Secondly, we know the depth of someone’s love for us by how little we know we deserve it. I mean, if you treat someone well and do nothing to disappoint that person, then you’ll never know the depth of that person’s love for you.

I mean, look at the older brother in Luke chapter 15, the story of the Prodigal Son. That older brother probably never knew the depth of his father’s love. And he must have been quite surprised when the father, near the close of the story in Luke, tells him, “My son, you were always with me and everything I have is yours.” The father had always loved the older brother, but that young man never had a chance to see it proved.

Now consider the prodigal who disdained and offended and despised his father. When he finally humbled himself and returned to a welcome home party complete with confetti, and a fattened calf, and a ring on his finger, and a robe on his back, and a bear hug from his dad.

Oh my goodness, then it hit him. He knew the depth of his father’s love because he knew he was so undeserving. We are like that prodigal; we are also undeserving. It is that ring on your finger and that robe on your back that proves the love of God to you and me every day.

For we know all too well how undeserving we really are. Our heinous offense against God is what makes his love for us so amazing. Romans chapter five, verse eight tells us that God proves his love for us in simply this, “While we were yet sinners Christ died for us.” Wow!

Next, you know someone loves you if it brings benefit to your life. Now that person might show his love to you with benefits like lending you money, or co-signing a loan, or helping you get through school, or finding you a job and you’d feel loved. This person cares for you.

I mean, these are wonderful benefits. But if that person rescues you from the street, from the grip of drugs, homelessness, prostitution, if that person then welcomes you right into his home, rags and all, into the guest bedroom where it’s soft pillows and comfortable quilts, you begin to see the depth of that person’s love. It’s in the same way that God breaks the grip of Satan over you. He breaks your chains, He rescued you from hell and gives you an eternity of joy and pleasure in the presence of God. Oh my goodness!

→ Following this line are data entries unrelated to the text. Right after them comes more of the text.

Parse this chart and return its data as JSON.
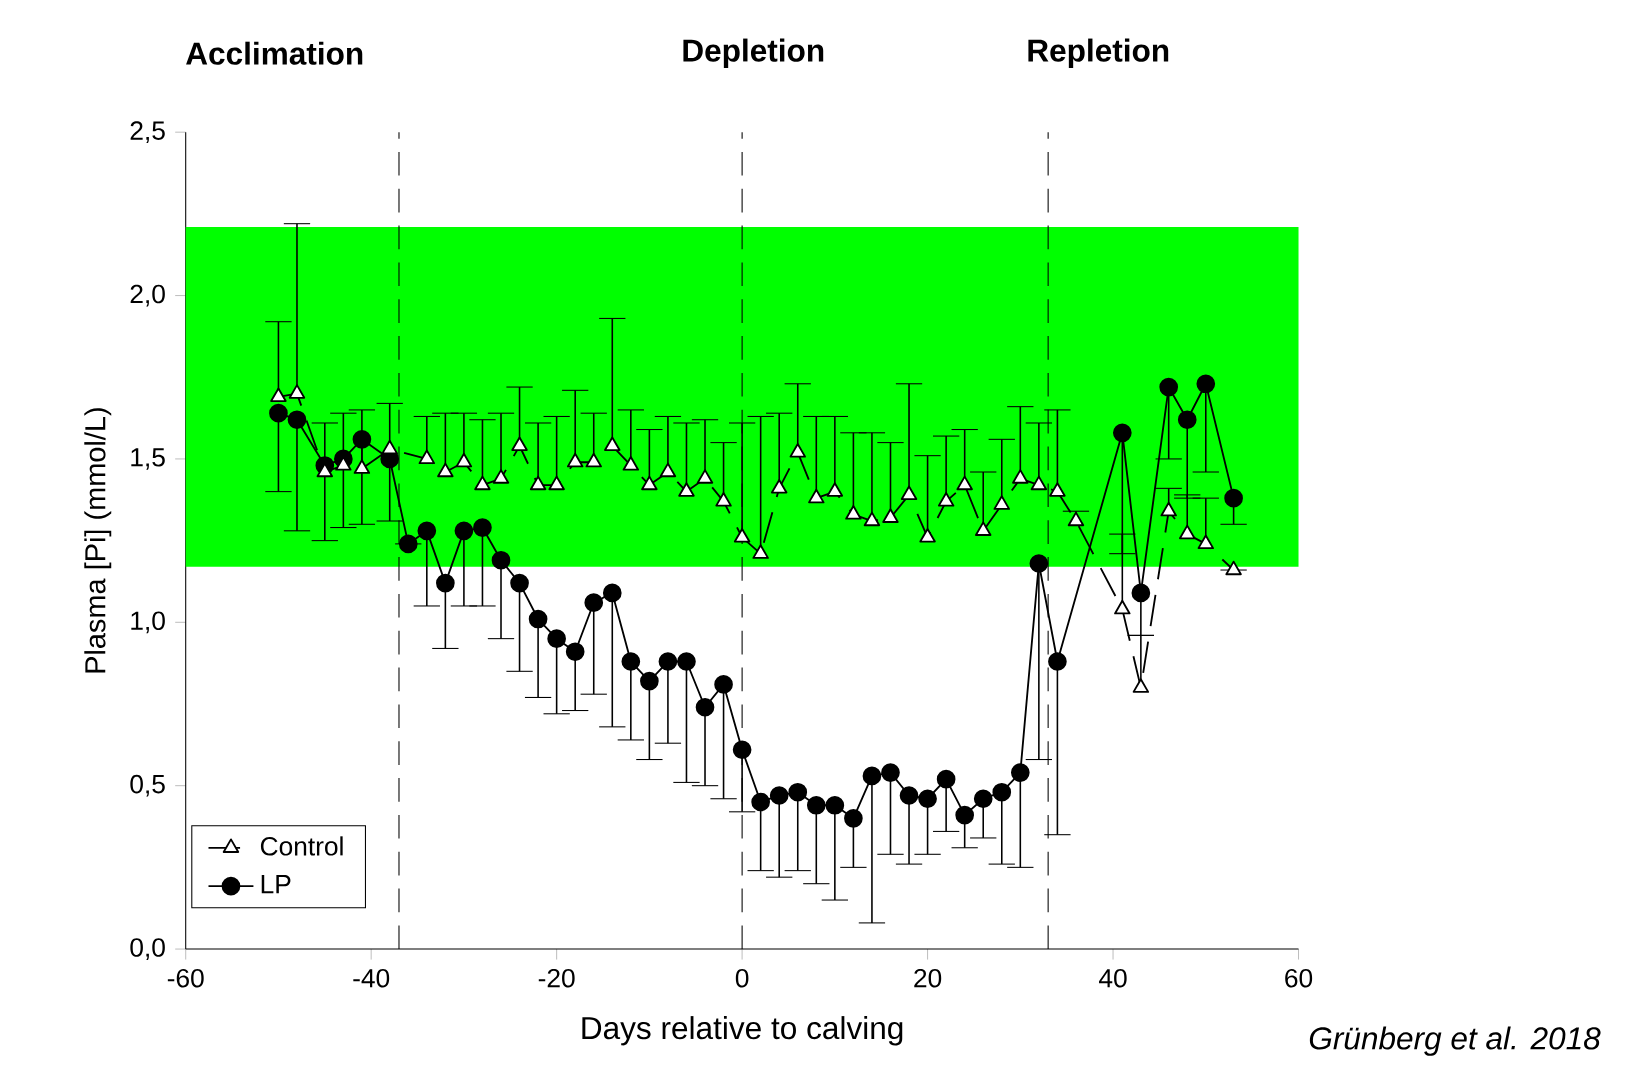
{
  "chart_data": {
    "type": "line",
    "xlabel": "Days relative to calving",
    "ylabel": "Plasma [Pi] (mmol/L)",
    "annotations": [
      "Acclimation",
      "Depletion",
      "Repletion",
      "Grünberg et al. 2018"
    ],
    "xlim": [
      -60,
      60
    ],
    "xticks": [
      -60,
      -40,
      -20,
      0,
      20,
      40,
      60
    ],
    "ylim": [
      0,
      2.5
    ],
    "yticks": [
      {
        "value": 0,
        "label": "0,0"
      },
      {
        "value": 0.5,
        "label": "0,5"
      },
      {
        "value": 1,
        "label": "1,0"
      },
      {
        "value": 1.5,
        "label": "1,5"
      },
      {
        "value": 2,
        "label": "2,0"
      },
      {
        "value": 2.5,
        "label": "2,5"
      }
    ],
    "legend": "bottom left",
    "bands": [
      {
        "axis": "y",
        "from": 1.17,
        "to": 2.21,
        "color": "#00ff00"
      }
    ],
    "ref_lines": [
      {
        "axis": "x",
        "value": -37,
        "line_style": "dashed"
      },
      {
        "axis": "x",
        "value": 0,
        "line_style": "dashed"
      },
      {
        "axis": "x",
        "value": 33,
        "line_style": "dashed"
      }
    ],
    "series": [
      {
        "name": "Control",
        "color": "#000000",
        "marker": "triangle",
        "line_style": "dashed",
        "x": [
          -50,
          -48,
          -45,
          -43,
          -41,
          -38,
          -34,
          -32,
          -30,
          -28,
          -26,
          -24,
          -22,
          -20,
          -18,
          -16,
          -14,
          -12,
          -10,
          -8,
          -6,
          -4,
          -2,
          0,
          2,
          4,
          6,
          8,
          10,
          12,
          14,
          16,
          18,
          20,
          22,
          24,
          26,
          28,
          30,
          32,
          34,
          36,
          41,
          43,
          46,
          48,
          50,
          53
        ],
        "values": [
          1.69,
          1.7,
          1.46,
          1.48,
          1.47,
          1.53,
          1.5,
          1.46,
          1.49,
          1.42,
          1.44,
          1.54,
          1.42,
          1.42,
          1.49,
          1.49,
          1.54,
          1.48,
          1.42,
          1.46,
          1.4,
          1.44,
          1.37,
          1.26,
          1.21,
          1.41,
          1.52,
          1.38,
          1.4,
          1.33,
          1.31,
          1.32,
          1.39,
          1.26,
          1.37,
          1.42,
          1.28,
          1.36,
          1.44,
          1.42,
          1.4,
          1.31,
          1.04,
          0.8,
          1.34,
          1.27,
          1.24,
          1.16
        ],
        "errors": [
          [
            1.69,
            1.92
          ],
          [
            1.7,
            2.22
          ],
          [
            1.46,
            1.61
          ],
          [
            1.48,
            1.64
          ],
          [
            1.47,
            1.65
          ],
          [
            1.53,
            1.67
          ],
          [
            1.5,
            1.63
          ],
          [
            1.46,
            1.64
          ],
          [
            1.49,
            1.64
          ],
          [
            1.42,
            1.62
          ],
          [
            1.44,
            1.64
          ],
          [
            1.54,
            1.72
          ],
          [
            1.42,
            1.61
          ],
          [
            1.42,
            1.63
          ],
          [
            1.49,
            1.71
          ],
          [
            1.49,
            1.64
          ],
          [
            1.54,
            1.93
          ],
          [
            1.48,
            1.65
          ],
          [
            1.42,
            1.59
          ],
          [
            1.46,
            1.63
          ],
          [
            1.4,
            1.61
          ],
          [
            1.44,
            1.62
          ],
          [
            1.37,
            1.55
          ],
          [
            1.26,
            1.61
          ],
          [
            1.21,
            1.63
          ],
          [
            1.41,
            1.64
          ],
          [
            1.52,
            1.73
          ],
          [
            1.38,
            1.63
          ],
          [
            1.4,
            1.63
          ],
          [
            1.33,
            1.58
          ],
          [
            1.31,
            1.58
          ],
          [
            1.32,
            1.55
          ],
          [
            1.39,
            1.73
          ],
          [
            1.26,
            1.51
          ],
          [
            1.37,
            1.57
          ],
          [
            1.42,
            1.59
          ],
          [
            1.28,
            1.46
          ],
          [
            1.36,
            1.56
          ],
          [
            1.44,
            1.66
          ],
          [
            1.42,
            1.61
          ],
          [
            1.4,
            1.65
          ],
          [
            1.31,
            1.34
          ],
          [
            1.04,
            1.27
          ],
          [
            0.8,
            0.96
          ],
          [
            1.34,
            1.41
          ],
          [
            1.27,
            1.39
          ],
          [
            1.24,
            1.38
          ],
          null
        ]
      },
      {
        "name": "LP",
        "color": "#000000",
        "marker": "circle",
        "line_style": "solid",
        "x": [
          -50,
          -48,
          -45,
          -43,
          -41,
          -38,
          -36,
          -34,
          -32,
          -30,
          -28,
          -26,
          -24,
          -22,
          -20,
          -18,
          -16,
          -14,
          -12,
          -10,
          -8,
          -6,
          -4,
          -2,
          0,
          2,
          4,
          6,
          8,
          10,
          12,
          14,
          16,
          18,
          20,
          22,
          24,
          26,
          28,
          30,
          32,
          34,
          41,
          43,
          46,
          48,
          50,
          53
        ],
        "values": [
          1.64,
          1.62,
          1.48,
          1.5,
          1.56,
          1.5,
          1.24,
          1.28,
          1.12,
          1.28,
          1.29,
          1.19,
          1.12,
          1.01,
          0.95,
          0.91,
          1.06,
          1.09,
          0.88,
          0.82,
          0.88,
          0.88,
          0.74,
          0.81,
          0.61,
          0.45,
          0.47,
          0.48,
          0.44,
          0.44,
          0.4,
          0.53,
          0.54,
          0.47,
          0.46,
          0.52,
          0.41,
          0.46,
          0.48,
          0.54,
          1.18,
          0.88,
          1.58,
          1.09,
          1.72,
          1.62,
          1.73,
          1.38
        ],
        "errors": [
          [
            1.4,
            1.64
          ],
          [
            1.28,
            1.62
          ],
          [
            1.25,
            1.48
          ],
          [
            1.29,
            1.5
          ],
          [
            1.3,
            1.56
          ],
          [
            1.31,
            1.5
          ],
          null,
          [
            1.05,
            1.28
          ],
          [
            0.92,
            1.12
          ],
          [
            1.05,
            1.28
          ],
          [
            1.05,
            1.29
          ],
          [
            0.95,
            1.19
          ],
          [
            0.85,
            1.12
          ],
          [
            0.77,
            1.01
          ],
          [
            0.72,
            0.95
          ],
          [
            0.73,
            0.91
          ],
          [
            0.78,
            1.06
          ],
          [
            0.68,
            1.09
          ],
          [
            0.64,
            0.88
          ],
          [
            0.58,
            0.82
          ],
          [
            0.63,
            0.88
          ],
          [
            0.51,
            0.88
          ],
          [
            0.5,
            0.74
          ],
          [
            0.46,
            0.81
          ],
          [
            0.42,
            0.61
          ],
          [
            0.24,
            0.45
          ],
          [
            0.22,
            0.47
          ],
          [
            0.24,
            0.48
          ],
          [
            0.2,
            0.44
          ],
          [
            0.15,
            0.44
          ],
          [
            0.25,
            0.4
          ],
          [
            0.08,
            0.53
          ],
          [
            0.29,
            0.54
          ],
          [
            0.26,
            0.47
          ],
          [
            0.29,
            0.46
          ],
          [
            0.36,
            0.52
          ],
          [
            0.31,
            0.41
          ],
          [
            0.34,
            0.46
          ],
          [
            0.26,
            0.48
          ],
          [
            0.25,
            0.54
          ],
          [
            0.58,
            1.18
          ],
          [
            0.35,
            0.88
          ],
          [
            1.21,
            1.58
          ],
          [
            0.96,
            1.09
          ],
          [
            1.5,
            1.72
          ],
          [
            1.38,
            1.62
          ],
          [
            1.46,
            1.73
          ],
          [
            1.3,
            1.38
          ]
        ]
      }
    ]
  }
}
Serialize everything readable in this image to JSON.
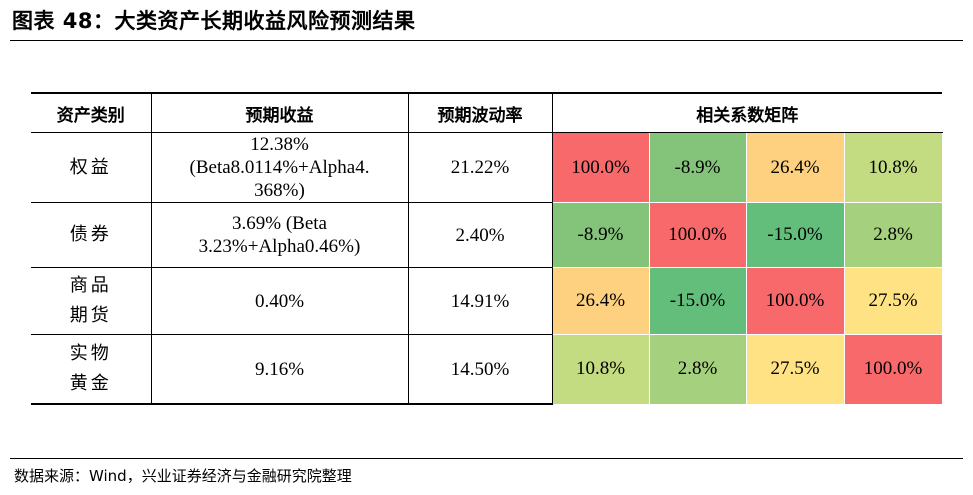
{
  "title": "图表 48：大类资产长期收益风险预测结果",
  "headers": [
    "资产类别",
    "预期收益",
    "预期波动率",
    "相关系数矩阵"
  ],
  "rows": [
    {
      "asset": "权益",
      "ret": "12.38% (Beta8.0114%+Alpha4. 368%)",
      "vol": "21.22%",
      "corr": [
        "100.0%",
        "-8.9%",
        "26.4%",
        "10.8%"
      ]
    },
    {
      "asset": "债券",
      "ret": "3.69% (Beta 3.23%+Alpha0.46%)",
      "vol": "2.40%",
      "corr": [
        "-8.9%",
        "100.0%",
        "-15.0%",
        "2.8%"
      ]
    },
    {
      "asset": "商品 期货",
      "ret": "0.40%",
      "vol": "14.91%",
      "corr": [
        "26.4%",
        "-15.0%",
        "100.0%",
        "27.5%"
      ]
    },
    {
      "asset": "实物 黄金",
      "ret": "9.16%",
      "vol": "14.50%",
      "corr": [
        "10.8%",
        "2.8%",
        "27.5%",
        "100.0%"
      ]
    }
  ],
  "heatmap_colors": {
    "100.0%": "#f8696b",
    "-8.9%": "#83c37a",
    "26.4%": "#fdd17f",
    "10.8%": "#c3db81",
    "-15.0%": "#63be7b",
    "2.8%": "#a5d17e",
    "27.5%": "#ffe284"
  },
  "source": "数据来源：Wind，兴业证券经济与金融研究院整理"
}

Having done that, you know a depth of love hitherto unknown on Earth. Oh, that we would just apprehend even a taste of the hell from which we have been freed, it would give us such a deeper appreciation and understanding of the love of God!

I have an illustration of that. I remember when I was going through chemotherapy for stage three cancer. I was miserable, I was sick, tired, nauseous. Then I was so tired and weary of the routine. I mean, honestly, I felt like I could not go on.

One day when my husband was driving me home from the chemotherapy clinic on the freeway, we started discussing how suffering is like a little splash over of hell. It gives us a little splash over of hell, giving us an appreciation for the actual hell from which we’ve been rescued.

Then we started wondering, well then what are splash-overs of heaven? Are they those easy, breezy, bright, wonderful days when it’s all about health and happiness and wellbeing? I said to my husband, “No, a splash over of heaven is finding Jesus in your splash over of hell.”

Because for me, cancer was hell, but that cancer gave me a broader, deeper, sweeter understanding of the love of God and all its heavenly benefits. All because I encountered Jesus. The sweetness, the poignancy, the tenderness, the loveliness, the beauty of Jesus, in my hell. Besides, when it comes to benefits, God has blessed us with every spiritual blessing in the heavenly realms.

It’s like Paul in Ephesians chapter one prays and I would pray it for you, “That the eyes of your heart might be enlightened so that you might know the incredible benefits that accompany God’s love. The hope and the riches of Christ’s glorious inheritance and his incomparably great power for those who believe.”